Nothing says elegant entertaining like chocolate mousse. A traditional mousse is made by flavoring whipped cream and egg whites, but this simple version gives you the same silky, smooth texture with only sweetened whipped cream.
Its rich, chocolate-y flavor comes from simple semisweet chocolate chips, which are melted along with a little butter and espresso powder before being carefully folded into the whipped cream. A splash of rum intensifies the flavor, but can be left out if you’re concerned about serving it to kids.
It’s important to let the chocolate cool completely before adding it to the whipped cream. Warm chocolate will melt the whipped cream and you’ll end up with a rich, chocolate soup.
This mousse is easy enough to whip up for a weeknight dessert, yet sophisticated enough to prepare for company. Make it ahead and chill the mousse in your serving dishes so it’s ready to serve. You can garnish it with fresh berries, additional whipped cream or your favorite chopped nuts.
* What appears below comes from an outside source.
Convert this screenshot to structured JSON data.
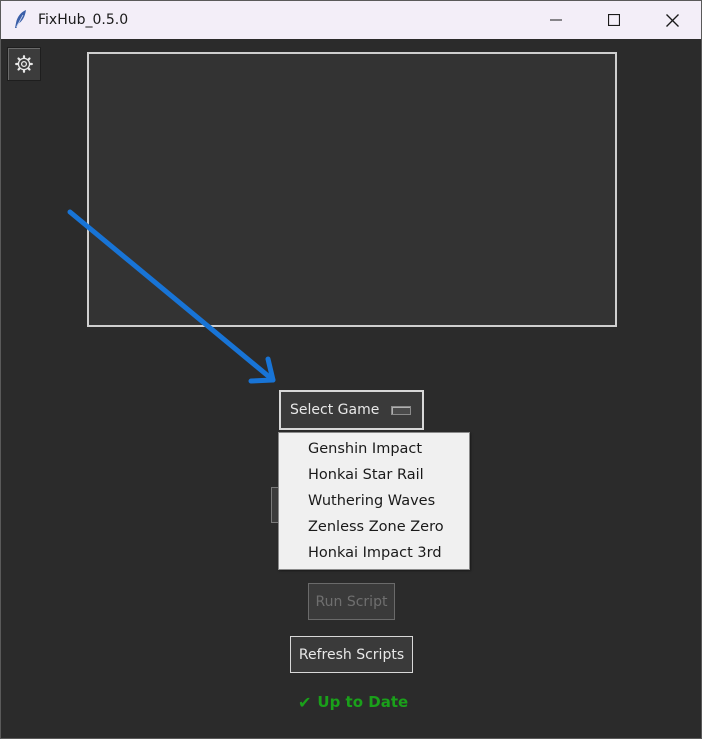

Chocolate-Espresso Mousse with Whipped Cream
¾ cup semisweet chocolate chips
2 tablespoons butter
1 ½ teaspoons espresso powder
1 tablespoon rum
1 cup heavy cream
¼ cup sugar
Place the chocolate chips, butter and espresso powder in a stainless steel bowl. Place the bowl over a pot of simmering water, making sure the water doesn’t touch the bottom of the bowl. Once the chocolate starts to melt, stir it occasionally, until it’s completely melted and smooth. Remove the bowl from the heat and stir in the rum. Set aside to cool slightly.
Whip the cream until soft peaks form. Gradually add the sugar and continuing whipping the cream to stiff peaks. Fold the cream into the cooled chocolate until well mixed. Spoon into bowls or dessert glasses and chill until ready to serve.